1) The 9 nHartree discrepancy is between CFOUR on CFOUR integrals, and MRCC on CFOUR integrals. Therefore the SCF convergence criteria was the same in both cases. Is it still possible that with the same result after SCF and AO-MO transformation, two different correlation programs (without any coding errors) give a 9 nHartree difference? Instead, maybe there was a truncation done when writing the fort.55 by the CFOUR interface (just like there was in the old ovirt.f file)?

Standalone-MOLPRO and Standalone-CFOUR had completely different integrals (because there's no interface between them) but agreed within ~1 nHartree for CCSD and CCSD(T).

2) Thank you. I think we can conclude that the different Boys function implementations are of negligible effect (until we have basis sets whose FCI energy is correct to about 25 pHartree, which is probably going to require a major paradigm shift in which we wouldn't even be using one-particle Gaussians anymore).

3) I think what we're seeing here is the difference between I/O cost vs CPU cost. A routine heavy in I/O might take much longer than a routine dominated by CPU even when the I/O routine has a much better formal scaling. In the case below, the AO-MO transformation took more time than the entire 30 iterations of CCSDT.

Here you can see that:

30 iterations of CCSDT were done after 6352.998 minutes,
then the 3 spin cases for (Q) were done after 26496.881 minutes.
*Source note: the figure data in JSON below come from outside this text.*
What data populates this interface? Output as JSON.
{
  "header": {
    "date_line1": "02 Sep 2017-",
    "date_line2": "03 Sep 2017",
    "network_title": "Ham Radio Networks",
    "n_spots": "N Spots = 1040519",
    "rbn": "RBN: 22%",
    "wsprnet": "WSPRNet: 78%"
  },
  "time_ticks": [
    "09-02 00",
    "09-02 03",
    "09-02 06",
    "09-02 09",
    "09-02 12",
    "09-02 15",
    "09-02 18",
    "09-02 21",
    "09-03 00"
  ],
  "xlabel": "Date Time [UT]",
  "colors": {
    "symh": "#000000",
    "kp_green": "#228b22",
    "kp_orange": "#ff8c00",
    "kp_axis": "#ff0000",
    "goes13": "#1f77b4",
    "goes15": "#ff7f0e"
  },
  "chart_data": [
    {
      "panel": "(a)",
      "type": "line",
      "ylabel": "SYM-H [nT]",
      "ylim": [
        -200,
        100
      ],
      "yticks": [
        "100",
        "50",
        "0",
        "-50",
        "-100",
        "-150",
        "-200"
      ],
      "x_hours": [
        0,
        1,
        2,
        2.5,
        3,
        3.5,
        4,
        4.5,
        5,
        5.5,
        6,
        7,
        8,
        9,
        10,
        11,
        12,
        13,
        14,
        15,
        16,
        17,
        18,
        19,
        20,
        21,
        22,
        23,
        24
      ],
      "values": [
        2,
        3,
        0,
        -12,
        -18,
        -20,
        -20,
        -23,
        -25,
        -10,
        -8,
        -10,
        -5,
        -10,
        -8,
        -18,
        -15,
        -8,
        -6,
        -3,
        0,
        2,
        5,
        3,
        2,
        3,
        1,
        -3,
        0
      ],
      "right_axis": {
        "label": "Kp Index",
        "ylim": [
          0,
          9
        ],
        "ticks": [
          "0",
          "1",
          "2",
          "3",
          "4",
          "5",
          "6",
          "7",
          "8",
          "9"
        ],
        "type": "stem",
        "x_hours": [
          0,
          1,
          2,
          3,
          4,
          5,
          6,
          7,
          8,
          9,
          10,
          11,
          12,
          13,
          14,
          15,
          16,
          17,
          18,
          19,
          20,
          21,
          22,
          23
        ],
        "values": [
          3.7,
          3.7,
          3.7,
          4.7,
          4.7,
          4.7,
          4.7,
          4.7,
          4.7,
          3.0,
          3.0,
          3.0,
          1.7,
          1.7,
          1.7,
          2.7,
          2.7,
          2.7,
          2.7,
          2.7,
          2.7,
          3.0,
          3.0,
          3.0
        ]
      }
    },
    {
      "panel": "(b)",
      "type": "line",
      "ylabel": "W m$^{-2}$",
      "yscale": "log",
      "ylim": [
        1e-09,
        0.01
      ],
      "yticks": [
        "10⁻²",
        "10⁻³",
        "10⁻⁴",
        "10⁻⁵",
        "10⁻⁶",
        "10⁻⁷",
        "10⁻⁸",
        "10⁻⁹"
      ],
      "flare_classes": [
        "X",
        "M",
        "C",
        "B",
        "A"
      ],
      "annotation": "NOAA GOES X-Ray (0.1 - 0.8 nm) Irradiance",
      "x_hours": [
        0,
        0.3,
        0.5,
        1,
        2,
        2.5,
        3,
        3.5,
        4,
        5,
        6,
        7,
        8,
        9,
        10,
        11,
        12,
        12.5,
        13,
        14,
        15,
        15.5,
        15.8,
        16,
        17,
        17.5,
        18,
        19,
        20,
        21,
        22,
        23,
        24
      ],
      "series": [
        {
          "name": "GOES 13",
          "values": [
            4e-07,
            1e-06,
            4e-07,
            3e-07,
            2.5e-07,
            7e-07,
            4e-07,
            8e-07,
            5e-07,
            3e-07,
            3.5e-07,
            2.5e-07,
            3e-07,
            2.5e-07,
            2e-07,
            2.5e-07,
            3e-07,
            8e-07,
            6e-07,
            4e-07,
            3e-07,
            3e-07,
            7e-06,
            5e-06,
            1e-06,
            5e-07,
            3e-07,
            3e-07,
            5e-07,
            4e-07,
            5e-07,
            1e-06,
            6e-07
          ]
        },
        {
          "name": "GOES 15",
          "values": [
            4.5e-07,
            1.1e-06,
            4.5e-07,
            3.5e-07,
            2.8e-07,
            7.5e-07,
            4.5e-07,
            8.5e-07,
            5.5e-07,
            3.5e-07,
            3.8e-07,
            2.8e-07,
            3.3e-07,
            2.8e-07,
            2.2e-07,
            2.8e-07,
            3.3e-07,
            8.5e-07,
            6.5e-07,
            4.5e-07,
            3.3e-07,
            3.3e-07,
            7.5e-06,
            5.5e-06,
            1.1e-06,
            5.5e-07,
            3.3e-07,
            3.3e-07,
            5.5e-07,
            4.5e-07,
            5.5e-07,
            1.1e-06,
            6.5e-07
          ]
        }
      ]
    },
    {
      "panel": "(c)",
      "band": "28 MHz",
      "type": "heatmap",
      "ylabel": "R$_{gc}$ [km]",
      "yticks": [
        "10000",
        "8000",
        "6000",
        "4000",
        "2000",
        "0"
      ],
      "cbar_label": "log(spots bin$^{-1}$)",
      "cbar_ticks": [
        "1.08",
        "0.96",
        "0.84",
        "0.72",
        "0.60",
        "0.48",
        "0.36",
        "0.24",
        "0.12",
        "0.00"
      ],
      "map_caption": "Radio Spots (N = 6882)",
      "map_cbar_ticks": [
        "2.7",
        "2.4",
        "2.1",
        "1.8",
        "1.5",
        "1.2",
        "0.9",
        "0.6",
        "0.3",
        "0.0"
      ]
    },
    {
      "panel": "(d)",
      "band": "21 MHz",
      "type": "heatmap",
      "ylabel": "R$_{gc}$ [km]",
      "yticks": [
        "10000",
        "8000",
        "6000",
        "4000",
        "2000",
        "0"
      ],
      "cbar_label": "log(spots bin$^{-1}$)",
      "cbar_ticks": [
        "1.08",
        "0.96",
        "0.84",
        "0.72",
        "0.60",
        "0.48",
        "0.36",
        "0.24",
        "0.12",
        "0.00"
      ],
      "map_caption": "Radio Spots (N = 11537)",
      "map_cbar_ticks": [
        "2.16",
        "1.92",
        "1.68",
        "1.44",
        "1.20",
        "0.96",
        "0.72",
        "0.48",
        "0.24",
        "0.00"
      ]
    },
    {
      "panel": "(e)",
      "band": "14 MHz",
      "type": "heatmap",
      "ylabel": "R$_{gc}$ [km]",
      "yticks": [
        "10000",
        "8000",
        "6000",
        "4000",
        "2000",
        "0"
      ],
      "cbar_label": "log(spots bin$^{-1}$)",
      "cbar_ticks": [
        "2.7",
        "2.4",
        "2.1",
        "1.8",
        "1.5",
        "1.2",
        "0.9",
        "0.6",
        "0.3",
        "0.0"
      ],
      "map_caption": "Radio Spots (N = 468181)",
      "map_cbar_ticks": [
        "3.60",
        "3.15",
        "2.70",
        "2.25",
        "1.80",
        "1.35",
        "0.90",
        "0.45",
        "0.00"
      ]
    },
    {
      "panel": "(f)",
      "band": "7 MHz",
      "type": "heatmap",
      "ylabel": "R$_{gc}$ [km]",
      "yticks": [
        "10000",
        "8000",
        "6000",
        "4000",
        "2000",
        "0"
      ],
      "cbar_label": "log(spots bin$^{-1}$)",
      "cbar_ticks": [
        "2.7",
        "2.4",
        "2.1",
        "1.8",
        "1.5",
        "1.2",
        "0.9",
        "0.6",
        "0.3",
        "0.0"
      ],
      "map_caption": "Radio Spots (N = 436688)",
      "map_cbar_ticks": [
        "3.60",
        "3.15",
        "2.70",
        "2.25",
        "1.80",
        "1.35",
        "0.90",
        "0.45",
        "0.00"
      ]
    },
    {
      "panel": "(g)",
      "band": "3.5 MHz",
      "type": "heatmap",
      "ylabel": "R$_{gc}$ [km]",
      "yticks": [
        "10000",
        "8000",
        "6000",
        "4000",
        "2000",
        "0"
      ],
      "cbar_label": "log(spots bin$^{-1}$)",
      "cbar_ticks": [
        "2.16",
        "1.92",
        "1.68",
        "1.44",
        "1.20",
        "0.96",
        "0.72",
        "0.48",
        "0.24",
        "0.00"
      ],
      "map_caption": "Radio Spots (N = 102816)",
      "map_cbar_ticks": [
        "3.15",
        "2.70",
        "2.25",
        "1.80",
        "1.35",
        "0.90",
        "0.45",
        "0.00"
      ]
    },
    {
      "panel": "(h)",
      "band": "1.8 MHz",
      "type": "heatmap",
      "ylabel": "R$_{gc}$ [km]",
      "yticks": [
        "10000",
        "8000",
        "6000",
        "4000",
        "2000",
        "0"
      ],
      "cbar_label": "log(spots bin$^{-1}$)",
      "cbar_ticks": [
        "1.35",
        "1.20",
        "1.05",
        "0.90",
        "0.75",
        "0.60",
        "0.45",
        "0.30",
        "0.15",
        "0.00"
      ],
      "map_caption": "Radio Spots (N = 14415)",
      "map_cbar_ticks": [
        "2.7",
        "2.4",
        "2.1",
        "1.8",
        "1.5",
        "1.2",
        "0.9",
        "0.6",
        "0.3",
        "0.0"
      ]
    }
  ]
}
Here you can see that 6 days (8480 minutes) were spent in ovirt.f:

ovirt.f begins at: 2017-10-15 22:21:06
ovirt.f ends at: 2017-10-21 20:23:26

The first of these files suggests that CFOUR finished xvtran in 3346.44 seconds and xintprc in 2649.99 seconds (with ABCDTYPE=STANDARD, not ABCDTYPE=AOBASIS), so maybe you are right that the CCSDT is the bottleneck and not the AO-MO transformation, but the 6 days spent in ovirt.f compared to the 1.3 days it took for mrcc to converge CCSDT to micro-Hartree precision, suggests that ovirt.f is the major bottleneck here. I thought this could be improved by using an AO-based algorithm, but the fact that CFOUR finishes xvtran and xintprc in just a couple hours (instead of 6 days) even with ABCDTYPE=STANDARD, makes me think there's something in ovirt.f that can be majorly sped-up without even switching to an AO-based algorithm. Do you have any idea what might be going on here?

With best wishes!
Nike Dattani
Last edit: 5 years 1 week ago by Nike.